Hello everyone! Did you miss me? Probably not! But I missed you. Well most of you anyway.
I am posting again as thanks to Sky, I finally have Internet access at home. I could have posted from work these last few weeks, but I have been extremely busy.
So here I am now. Ready to start blogging again. Hopefully on a regular basis but I make no promises. It is difficult at times to resume habits once the routine has been broken.
It is also difficult to drop habits that you know may not be in your best interest.
Case in point, Airport Guy. Remember when I declared that he wasn’t the one for me? Well one would assume that I stopped talking to him. However, I couldn’t quite bring myself to break up with him.

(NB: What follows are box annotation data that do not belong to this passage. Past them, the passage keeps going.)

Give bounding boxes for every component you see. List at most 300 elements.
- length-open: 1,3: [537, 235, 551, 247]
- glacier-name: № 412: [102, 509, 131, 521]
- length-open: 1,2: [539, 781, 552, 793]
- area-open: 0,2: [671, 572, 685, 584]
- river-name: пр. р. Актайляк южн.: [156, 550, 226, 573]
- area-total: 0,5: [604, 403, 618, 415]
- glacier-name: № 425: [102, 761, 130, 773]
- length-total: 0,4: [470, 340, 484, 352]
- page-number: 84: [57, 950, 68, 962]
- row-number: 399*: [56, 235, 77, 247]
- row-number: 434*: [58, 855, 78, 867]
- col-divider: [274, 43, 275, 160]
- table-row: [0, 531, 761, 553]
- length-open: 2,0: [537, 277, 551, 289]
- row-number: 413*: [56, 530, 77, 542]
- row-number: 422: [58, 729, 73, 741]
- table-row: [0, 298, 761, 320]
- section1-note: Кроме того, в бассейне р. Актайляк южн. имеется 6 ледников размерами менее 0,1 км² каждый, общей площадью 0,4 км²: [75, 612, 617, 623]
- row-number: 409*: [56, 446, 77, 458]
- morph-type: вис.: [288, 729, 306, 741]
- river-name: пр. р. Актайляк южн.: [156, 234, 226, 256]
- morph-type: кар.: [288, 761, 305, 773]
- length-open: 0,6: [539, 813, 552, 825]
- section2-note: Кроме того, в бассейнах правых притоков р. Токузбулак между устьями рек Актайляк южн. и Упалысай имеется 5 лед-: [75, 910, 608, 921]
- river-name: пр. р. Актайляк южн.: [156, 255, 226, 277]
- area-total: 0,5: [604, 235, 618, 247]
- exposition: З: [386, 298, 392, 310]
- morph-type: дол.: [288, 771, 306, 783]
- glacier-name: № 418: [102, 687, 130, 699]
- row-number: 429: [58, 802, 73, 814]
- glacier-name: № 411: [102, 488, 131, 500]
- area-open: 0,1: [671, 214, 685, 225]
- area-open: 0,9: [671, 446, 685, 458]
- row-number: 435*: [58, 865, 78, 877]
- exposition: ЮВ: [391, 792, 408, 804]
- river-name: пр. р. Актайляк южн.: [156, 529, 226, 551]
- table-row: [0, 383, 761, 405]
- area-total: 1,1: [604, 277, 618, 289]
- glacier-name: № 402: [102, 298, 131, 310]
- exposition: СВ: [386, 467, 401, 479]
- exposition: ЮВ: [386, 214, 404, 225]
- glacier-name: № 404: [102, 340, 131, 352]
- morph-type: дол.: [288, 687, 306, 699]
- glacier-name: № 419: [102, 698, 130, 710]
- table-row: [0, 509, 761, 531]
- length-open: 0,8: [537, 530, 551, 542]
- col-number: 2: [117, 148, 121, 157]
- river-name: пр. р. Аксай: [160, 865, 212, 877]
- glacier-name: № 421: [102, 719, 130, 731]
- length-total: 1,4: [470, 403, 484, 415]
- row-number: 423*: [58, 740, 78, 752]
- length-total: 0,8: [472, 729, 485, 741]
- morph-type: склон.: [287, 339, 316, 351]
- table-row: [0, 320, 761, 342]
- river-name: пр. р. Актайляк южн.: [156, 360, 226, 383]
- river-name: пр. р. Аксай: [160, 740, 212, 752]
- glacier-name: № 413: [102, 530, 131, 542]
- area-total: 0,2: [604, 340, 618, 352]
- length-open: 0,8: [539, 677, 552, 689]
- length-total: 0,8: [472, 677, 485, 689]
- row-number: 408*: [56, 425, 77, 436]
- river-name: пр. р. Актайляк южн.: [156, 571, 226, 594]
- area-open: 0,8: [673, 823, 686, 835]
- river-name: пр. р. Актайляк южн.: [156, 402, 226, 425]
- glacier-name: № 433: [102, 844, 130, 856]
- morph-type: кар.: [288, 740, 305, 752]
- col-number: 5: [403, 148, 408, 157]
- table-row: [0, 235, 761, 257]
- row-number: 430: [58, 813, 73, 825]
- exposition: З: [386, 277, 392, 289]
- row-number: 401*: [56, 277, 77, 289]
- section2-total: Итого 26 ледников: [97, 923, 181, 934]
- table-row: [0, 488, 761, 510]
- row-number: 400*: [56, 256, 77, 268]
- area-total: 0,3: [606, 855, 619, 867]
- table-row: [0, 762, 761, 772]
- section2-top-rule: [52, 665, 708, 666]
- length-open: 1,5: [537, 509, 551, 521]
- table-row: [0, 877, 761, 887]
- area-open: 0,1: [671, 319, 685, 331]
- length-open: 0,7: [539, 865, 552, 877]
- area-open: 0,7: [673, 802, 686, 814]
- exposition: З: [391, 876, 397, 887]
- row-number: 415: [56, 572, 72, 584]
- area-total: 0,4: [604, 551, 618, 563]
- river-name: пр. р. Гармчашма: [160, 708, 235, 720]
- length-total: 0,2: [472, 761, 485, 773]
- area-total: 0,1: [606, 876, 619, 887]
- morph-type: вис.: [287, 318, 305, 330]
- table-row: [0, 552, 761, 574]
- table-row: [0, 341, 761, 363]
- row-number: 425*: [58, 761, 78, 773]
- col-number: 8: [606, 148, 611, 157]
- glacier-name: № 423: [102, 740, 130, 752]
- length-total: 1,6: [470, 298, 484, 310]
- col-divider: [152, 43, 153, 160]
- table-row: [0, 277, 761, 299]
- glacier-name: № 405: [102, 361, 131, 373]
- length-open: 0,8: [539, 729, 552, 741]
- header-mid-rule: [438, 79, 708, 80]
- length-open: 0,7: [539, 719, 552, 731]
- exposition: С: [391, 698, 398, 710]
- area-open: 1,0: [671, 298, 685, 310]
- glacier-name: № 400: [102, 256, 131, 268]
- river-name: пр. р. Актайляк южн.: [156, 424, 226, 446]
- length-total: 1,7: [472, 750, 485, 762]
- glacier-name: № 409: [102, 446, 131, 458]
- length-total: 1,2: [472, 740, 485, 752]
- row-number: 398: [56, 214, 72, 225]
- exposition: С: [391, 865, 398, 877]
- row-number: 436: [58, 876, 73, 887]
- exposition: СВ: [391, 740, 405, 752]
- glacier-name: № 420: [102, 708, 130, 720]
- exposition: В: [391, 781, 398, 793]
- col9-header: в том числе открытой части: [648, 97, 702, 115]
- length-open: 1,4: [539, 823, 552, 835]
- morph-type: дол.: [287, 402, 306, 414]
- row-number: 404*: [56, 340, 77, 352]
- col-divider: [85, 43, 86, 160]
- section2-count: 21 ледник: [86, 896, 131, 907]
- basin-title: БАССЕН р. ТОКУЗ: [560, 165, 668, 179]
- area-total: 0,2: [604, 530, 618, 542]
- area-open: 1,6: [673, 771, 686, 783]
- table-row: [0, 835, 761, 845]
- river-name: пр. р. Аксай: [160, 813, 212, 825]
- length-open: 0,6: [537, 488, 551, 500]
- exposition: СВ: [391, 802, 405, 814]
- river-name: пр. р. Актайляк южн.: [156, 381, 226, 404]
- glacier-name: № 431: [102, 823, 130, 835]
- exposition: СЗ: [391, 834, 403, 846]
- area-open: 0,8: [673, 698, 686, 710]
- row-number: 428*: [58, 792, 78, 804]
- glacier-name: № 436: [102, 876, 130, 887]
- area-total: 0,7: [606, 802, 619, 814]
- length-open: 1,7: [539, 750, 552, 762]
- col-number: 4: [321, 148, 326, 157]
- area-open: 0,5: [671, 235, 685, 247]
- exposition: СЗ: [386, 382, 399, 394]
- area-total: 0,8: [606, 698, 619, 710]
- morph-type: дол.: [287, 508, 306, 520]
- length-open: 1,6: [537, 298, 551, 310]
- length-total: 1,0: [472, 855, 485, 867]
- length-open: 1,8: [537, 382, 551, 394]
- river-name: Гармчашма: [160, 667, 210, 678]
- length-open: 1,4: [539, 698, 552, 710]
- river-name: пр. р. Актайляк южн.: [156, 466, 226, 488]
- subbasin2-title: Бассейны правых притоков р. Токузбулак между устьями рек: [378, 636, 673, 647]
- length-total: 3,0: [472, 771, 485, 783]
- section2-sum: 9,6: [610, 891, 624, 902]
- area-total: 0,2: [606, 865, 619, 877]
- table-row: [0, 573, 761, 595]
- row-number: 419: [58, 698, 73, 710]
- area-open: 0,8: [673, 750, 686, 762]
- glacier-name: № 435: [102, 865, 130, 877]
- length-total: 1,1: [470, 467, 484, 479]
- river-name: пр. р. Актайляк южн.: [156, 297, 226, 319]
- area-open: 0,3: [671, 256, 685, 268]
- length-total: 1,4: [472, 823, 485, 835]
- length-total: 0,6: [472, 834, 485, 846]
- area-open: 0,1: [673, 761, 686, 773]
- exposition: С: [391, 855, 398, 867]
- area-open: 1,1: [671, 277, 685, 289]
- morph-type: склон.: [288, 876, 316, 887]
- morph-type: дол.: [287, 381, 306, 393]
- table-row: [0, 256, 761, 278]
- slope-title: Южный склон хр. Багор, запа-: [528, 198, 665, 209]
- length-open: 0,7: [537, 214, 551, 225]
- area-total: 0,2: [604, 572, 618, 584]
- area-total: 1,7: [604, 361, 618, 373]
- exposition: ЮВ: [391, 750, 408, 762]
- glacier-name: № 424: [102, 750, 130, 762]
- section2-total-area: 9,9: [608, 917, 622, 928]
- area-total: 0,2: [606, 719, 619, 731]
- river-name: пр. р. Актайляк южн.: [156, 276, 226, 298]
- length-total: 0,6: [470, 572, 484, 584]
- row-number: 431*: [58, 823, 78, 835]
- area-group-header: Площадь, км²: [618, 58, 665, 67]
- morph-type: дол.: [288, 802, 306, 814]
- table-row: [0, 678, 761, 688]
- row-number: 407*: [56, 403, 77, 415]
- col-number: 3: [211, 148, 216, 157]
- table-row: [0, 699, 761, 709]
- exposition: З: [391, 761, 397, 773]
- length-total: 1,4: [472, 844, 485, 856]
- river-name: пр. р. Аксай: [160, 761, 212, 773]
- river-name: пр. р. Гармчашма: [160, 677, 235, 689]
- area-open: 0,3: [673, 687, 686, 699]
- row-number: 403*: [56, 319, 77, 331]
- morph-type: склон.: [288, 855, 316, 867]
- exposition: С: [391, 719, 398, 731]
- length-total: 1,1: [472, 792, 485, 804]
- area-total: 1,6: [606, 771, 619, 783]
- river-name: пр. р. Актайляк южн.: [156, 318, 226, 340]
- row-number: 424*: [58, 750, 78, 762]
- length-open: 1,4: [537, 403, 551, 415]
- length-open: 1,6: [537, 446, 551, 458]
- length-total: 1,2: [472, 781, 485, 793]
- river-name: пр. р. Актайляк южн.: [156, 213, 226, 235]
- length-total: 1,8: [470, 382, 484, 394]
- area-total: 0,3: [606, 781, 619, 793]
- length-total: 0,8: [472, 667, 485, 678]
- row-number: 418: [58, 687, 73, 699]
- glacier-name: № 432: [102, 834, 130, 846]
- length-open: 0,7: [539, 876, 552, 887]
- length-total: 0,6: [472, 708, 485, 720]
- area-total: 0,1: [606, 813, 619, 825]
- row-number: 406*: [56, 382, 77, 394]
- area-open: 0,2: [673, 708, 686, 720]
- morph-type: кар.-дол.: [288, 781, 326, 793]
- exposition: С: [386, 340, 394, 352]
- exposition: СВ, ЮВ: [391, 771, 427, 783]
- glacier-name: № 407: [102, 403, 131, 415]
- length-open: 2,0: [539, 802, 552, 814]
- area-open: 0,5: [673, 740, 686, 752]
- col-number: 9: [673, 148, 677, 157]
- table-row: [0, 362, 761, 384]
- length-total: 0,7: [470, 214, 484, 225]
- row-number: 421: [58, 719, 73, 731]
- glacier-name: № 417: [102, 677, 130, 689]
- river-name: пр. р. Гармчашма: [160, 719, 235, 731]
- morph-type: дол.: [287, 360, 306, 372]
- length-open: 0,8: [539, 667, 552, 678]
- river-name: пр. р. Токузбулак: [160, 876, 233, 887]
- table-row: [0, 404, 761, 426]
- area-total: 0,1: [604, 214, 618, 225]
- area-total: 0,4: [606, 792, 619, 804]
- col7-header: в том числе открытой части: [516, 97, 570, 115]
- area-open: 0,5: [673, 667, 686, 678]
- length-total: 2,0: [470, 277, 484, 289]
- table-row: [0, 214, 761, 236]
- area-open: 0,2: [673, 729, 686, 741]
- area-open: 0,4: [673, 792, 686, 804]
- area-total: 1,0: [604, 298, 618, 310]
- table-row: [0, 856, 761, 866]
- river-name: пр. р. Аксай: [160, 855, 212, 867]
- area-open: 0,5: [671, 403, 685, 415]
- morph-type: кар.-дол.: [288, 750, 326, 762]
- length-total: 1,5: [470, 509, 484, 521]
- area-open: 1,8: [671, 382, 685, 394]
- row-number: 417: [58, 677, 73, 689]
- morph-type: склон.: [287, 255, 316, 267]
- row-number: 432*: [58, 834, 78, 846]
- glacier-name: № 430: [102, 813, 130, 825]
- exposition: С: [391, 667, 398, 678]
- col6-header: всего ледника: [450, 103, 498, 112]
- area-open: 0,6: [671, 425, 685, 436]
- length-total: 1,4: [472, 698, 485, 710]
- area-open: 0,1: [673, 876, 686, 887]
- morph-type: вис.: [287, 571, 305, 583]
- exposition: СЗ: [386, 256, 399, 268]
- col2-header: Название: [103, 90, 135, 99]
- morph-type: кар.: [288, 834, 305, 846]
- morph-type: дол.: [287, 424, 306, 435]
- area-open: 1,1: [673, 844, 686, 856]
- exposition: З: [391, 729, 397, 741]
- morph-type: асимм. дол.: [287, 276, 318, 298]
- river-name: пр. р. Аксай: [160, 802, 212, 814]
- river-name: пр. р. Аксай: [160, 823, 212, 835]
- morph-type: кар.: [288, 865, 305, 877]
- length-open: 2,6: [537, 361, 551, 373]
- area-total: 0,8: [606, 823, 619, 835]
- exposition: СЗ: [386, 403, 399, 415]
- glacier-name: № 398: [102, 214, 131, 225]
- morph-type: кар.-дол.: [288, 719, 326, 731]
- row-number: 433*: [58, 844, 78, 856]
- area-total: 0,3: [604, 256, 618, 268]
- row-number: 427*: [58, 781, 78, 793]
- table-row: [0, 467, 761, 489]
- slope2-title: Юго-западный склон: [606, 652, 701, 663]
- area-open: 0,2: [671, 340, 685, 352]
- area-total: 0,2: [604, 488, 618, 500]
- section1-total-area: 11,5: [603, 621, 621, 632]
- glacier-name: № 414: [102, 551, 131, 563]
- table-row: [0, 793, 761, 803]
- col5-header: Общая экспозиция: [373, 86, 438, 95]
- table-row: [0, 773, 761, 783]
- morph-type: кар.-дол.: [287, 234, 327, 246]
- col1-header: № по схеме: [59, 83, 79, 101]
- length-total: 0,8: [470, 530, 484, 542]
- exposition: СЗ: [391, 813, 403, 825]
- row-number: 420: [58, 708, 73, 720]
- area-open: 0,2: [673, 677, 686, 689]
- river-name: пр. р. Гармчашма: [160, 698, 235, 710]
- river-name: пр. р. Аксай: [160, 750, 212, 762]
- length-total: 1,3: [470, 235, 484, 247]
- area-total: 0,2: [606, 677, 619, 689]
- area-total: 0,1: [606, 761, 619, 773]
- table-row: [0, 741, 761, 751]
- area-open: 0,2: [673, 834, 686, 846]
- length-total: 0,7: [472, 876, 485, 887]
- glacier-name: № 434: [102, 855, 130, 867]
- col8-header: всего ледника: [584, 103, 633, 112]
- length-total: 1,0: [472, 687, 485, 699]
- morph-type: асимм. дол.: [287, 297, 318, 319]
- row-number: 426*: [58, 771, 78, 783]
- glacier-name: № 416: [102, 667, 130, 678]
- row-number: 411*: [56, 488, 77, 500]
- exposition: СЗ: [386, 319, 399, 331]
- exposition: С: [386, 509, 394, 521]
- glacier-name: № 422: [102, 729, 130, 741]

Truth be told, I really liked him. And with things unsettled on the house front, I felt vulnerable and thought he would be able to provide a bit of comfort. However, I couldn’t be more wrong. So I did something I have never done before. I initiated the break up conversation this past Saturday. I felt empowered throughout the whole process. I had written out talking points before hand and this helped me to stay calm and on track with what I was trying to communicate as the reasons for the break-up.
When the call was over, I fell apart. I still like him — a lot!
But I know deep down, at this moment in time, it is the best decision. However, it still hurts like hell. So I spent the weekend crying — getting it all out of my system. Knowing, that what must be, must be. My biological clock may be ticking, but I am not yet ready to compromise on those things that are important to me.
What things exactly? Perhaps I’ll share more on that later. For now, I’m going to try and catch up on some reading!